Conclusion and Next Steps
Decision: Proceed with Guardrails (for Fibroblastic Neoplasm / DFSP)
Rationale: Imatinib has FDA approval (2006) for unresectable/metastatic DFSP driven by the COL1A1-PDGFB t(17;22) translocation, supported by Phase 2 clinical trials and endorsed by the 2025 European interdisciplinary guideline. This is one of the most mechanistically validated examples of TKI repurposing in soft tissue oncology. The principal barrier to use in Singapore is the absence of local HSA registration.
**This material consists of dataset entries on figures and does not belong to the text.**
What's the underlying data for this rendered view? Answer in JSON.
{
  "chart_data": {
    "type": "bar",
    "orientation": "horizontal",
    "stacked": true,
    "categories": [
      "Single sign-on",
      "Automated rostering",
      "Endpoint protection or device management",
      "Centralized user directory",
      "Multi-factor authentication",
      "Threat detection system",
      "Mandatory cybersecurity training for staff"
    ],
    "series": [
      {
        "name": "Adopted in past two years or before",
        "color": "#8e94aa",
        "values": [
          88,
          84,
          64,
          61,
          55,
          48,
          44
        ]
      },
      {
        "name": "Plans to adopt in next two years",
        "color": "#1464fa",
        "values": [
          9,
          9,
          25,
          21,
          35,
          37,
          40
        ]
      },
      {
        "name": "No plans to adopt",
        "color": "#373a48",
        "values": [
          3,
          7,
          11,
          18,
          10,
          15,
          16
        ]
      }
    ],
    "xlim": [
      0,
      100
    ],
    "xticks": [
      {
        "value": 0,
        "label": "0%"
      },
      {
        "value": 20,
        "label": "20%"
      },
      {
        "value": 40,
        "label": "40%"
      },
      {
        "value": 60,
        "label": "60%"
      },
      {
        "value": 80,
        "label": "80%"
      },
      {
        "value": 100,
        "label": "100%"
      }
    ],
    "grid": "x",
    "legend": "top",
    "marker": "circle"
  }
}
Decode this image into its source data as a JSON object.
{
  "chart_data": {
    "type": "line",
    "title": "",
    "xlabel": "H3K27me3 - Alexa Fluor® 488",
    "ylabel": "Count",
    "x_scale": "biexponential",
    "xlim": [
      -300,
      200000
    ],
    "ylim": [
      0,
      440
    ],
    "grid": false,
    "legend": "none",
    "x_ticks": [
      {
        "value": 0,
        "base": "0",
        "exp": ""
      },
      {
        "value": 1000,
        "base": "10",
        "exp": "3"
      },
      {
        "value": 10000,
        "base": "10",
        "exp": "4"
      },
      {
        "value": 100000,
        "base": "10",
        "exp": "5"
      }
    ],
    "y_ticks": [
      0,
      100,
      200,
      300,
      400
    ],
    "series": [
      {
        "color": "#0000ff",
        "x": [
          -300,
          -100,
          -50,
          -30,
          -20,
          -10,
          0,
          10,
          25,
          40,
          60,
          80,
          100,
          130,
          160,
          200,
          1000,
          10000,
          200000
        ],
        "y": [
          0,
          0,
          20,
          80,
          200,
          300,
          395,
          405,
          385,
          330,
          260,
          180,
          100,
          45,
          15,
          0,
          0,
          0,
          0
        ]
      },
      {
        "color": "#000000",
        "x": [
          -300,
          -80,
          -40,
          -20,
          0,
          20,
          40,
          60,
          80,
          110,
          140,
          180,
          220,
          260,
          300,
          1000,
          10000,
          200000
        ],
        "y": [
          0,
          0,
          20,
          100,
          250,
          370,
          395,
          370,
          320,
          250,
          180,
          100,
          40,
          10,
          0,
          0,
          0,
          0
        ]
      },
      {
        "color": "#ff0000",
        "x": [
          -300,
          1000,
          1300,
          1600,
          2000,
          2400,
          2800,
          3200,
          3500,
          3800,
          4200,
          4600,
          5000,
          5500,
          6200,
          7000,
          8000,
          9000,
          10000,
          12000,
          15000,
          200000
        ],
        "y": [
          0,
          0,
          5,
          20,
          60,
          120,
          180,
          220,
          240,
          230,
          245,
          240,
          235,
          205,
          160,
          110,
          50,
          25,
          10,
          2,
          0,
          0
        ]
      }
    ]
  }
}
To proceed, the following is needed:
- Singapore regulatory pathway: Verify HSA registration status or initiate a compassionate use / named patient programme for DFSP indication
- Full safety review: Obtain and review the complete imatinib SmPC/package insert (FDA or EMA) for warnings, contraindications, and drug interactions before any clinical application
- Molecular pre-screening: Confirm COL1A1-PDGFB t(17;22) translocation by FISH or RT-PCR in all DFSP patients prior to initiating imatinib therapy, as response is translocation-dependent
- MOA documentation: Complete DrugBank/literature-based formal documentation of mechanism of action (currently a data gap)
- Indications for further research (L3 — Research Question): Conventional fibrosarcoma, kidney fibrosarcoma, and liposarcoma each require dedicated molecular profiling and feasibility assessment before any therapeutic consideration
- Hold indications: Low grade fibromyxoid sarcoma (FUS-CREB3L2 driven), familial Mediterranean fever (MEFV/pyrin driven), ovarian myxoid liposarcoma (FUS-DDIT3 driven), and familial rhabdoid tumour (SMARCB1 loss driven) lack mechanistic justification for imatinib use and should not be pursued without substantial new evidence
This report is for research purposes only and does not constitute medical advice. All repurposing candidates require clinical validation before therapeutic application. Data cutoff: 2026-04-04.
Disclaimer
This content is for research purposes only and does not constitute medical advice. Clinical validation is required before any clinical application.